Когда я лениво повернулся, чтобы передать Джине трубку, она сидела в точно такой же позе, как раньше, откинув голову на диван и направив глаза в потолок, но теперь была обнажена выше талии. Ее груди высились на грудной клетке, как два холма формованного меда, каждую округлую медовую возвышенность венчала изящная круглая корона из коричневого сахара.
Не сделав затяжки, она передала трубку Остерфладу. Трубка полетела на пол поверх пуговиц, кофточки и лифчика. Он ударил ее по руке.

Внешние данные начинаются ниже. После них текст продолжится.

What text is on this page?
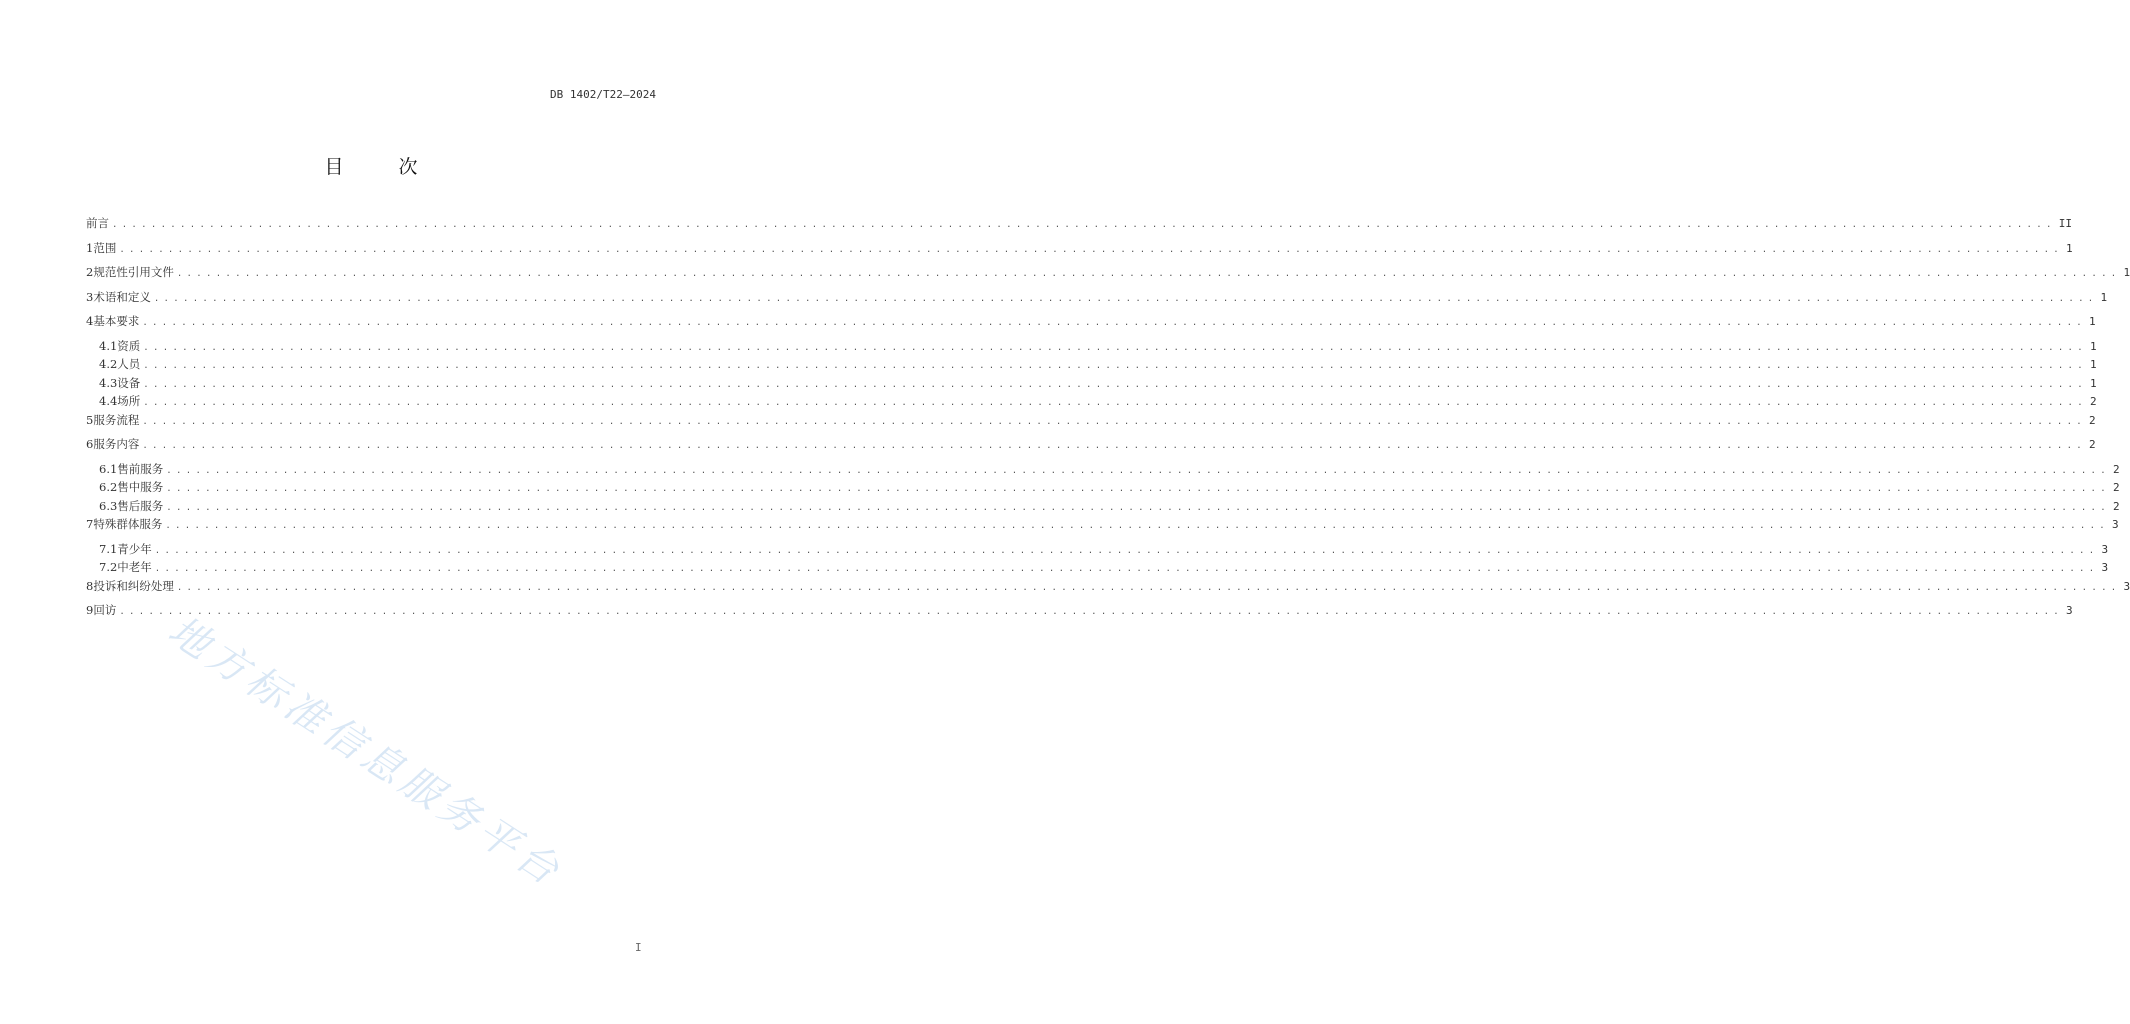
DB 1402/T22—2024
目　次
前言 ........................................................................................................................................................................................................ II
1 范围 ........................................................................................................................................................................................................ 1
2 规范性引用文件 ........................................................................................................................................................................................................ 1
3 术语和定义 ........................................................................................................................................................................................................ 1
4 基本要求 ........................................................................................................................................................................................................ 1
4.1 资质 ........................................................................................................................................................................................................ 1
4.2 人员 ........................................................................................................................................................................................................ 1
4.3 设备 ........................................................................................................................................................................................................ 1
4.4 场所 ........................................................................................................................................................................................................ 2
5 服务流程 ........................................................................................................................................................................................................ 2
6 服务内容 ........................................................................................................................................................................................................ 2
6.1 售前服务 ........................................................................................................................................................................................................ 2
6.2 售中服务 ........................................................................................................................................................................................................ 2
6.3 售后服务 ........................................................................................................................................................................................................ 2
7 特殊群体服务 ........................................................................................................................................................................................................ 3
7.1 青少年 ........................................................................................................................................................................................................ 3
7.2 中老年 ........................................................................................................................................................................................................ 3
8 投诉和纠纷处理 ........................................................................................................................................................................................................ 3
9 回访 ........................................................................................................................................................................................................ 3
地方标准信息服务平台
I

— Встань, — сказал Остерфлад.
Она поднялась, медленно, как сытая самка леопарда. Теперь я мог видеть Остерфлада, он смотрел на нее затуманенным взглядом и без выражения, такой опрятный в своем мягком сером костюме.
— Сука, — сказал он вяло. — Сука с грязной п…
Я бессмысленно улыбался, откинувшись назад и изучая с эстетическим блаженством изгиб правой груди Джины, которая изящно выпячивалась из-за ее правой руки, как нос корабля, выступающий из-за утеса. Важный американец агрессивно общался с сальным американцем на самом кончике короткого бушприта.
— Потаскуха, — сказал Остерфлад чуть громче. — Вонючая сточная труба. Потаскуха с грязной задницей. Шлюха липкая.
Джина повозилась с ремнем, потом с застежкой кожаной юбки где-то сбоку, и через секунду-другую юбка гильотиной упала на пол к ее ногам. Она была совершенно голой. Длинный красивый шрам спускался по бедру сзади.
— Сука! — закричал Остерфлад, шатаясь, нетвердо стал на ноги и неуверенно покачался несколько секунд. В телевизоре вскрикнули, я лениво взглянул и увидел, как один из американцев хватает одного из крестьян и бросает его в кучу навоза, где без толку барахтался еще один крестьянин.
Я повернулся как раз вовремя, чтобы увидеть, как Остерфлад хватает Джину за вьющиеся темные волосы и бросает ее на диван. Она подскочила на подушках, а потом села спокойно, ее большие карие глаза безучастно смотрели в потолок.
— Кал! — закричал Остерфлад. — Женский кал!
Я по-дружески улыбнулся ей.
— Намечается славный вечер, — радостно сказал я.
81
Мне случалось быть женщиной сотни раз: в моей дайс-жизни, в групповой дайс-терапии и в наших Дайс-Центрах. И обычно я был в совершенном восторге. Единственно, когда мне не нравилось быть женщиной, — это когда люди думали, будто я мужчина. Например, мой опыт с кливлендским медведем-полузащитником (когда-то он был водителем грузовика — возил мороженое «Хорошее настроение») поначалу был неудачным, потому что он хотел, чтобы мужчиной был я, а я думал, что мужчина он. Путаница с ролями всегда создает сложности.
Я пришел к выводу, что быть женщиной физически гораздо сложнее, чем социально и психологически. Секс оказался большим разочарованием. У меня просто нет правильной оснастки, чтобы получать удовольствие от того, что меня трахают. Играть пассивную «женственную» роль в постели гораздо приятнее с агрессивной «мужественной» женщиной, чем с настоящим мужчиной. Если быть точным, помпа пениса в анусе — это как шило в заднице. Ощущение, как славный горячий член трудится у вас во рту, — без всякого сомнения, переживание, которое должен стремиться испытать каждый, но для меня это одно из второстепенных сексуальных удовольствий. Поток горячей спермы во рту весьма приятен, если человек хоть как-то гордится своей работой, но в лучшем случае это удовольствие скорее психологическое, а не физическое. Давиться пересоленным супом не совсем вписывается в мои представления о плотском блаженстве, но я признаю свою ограниченность.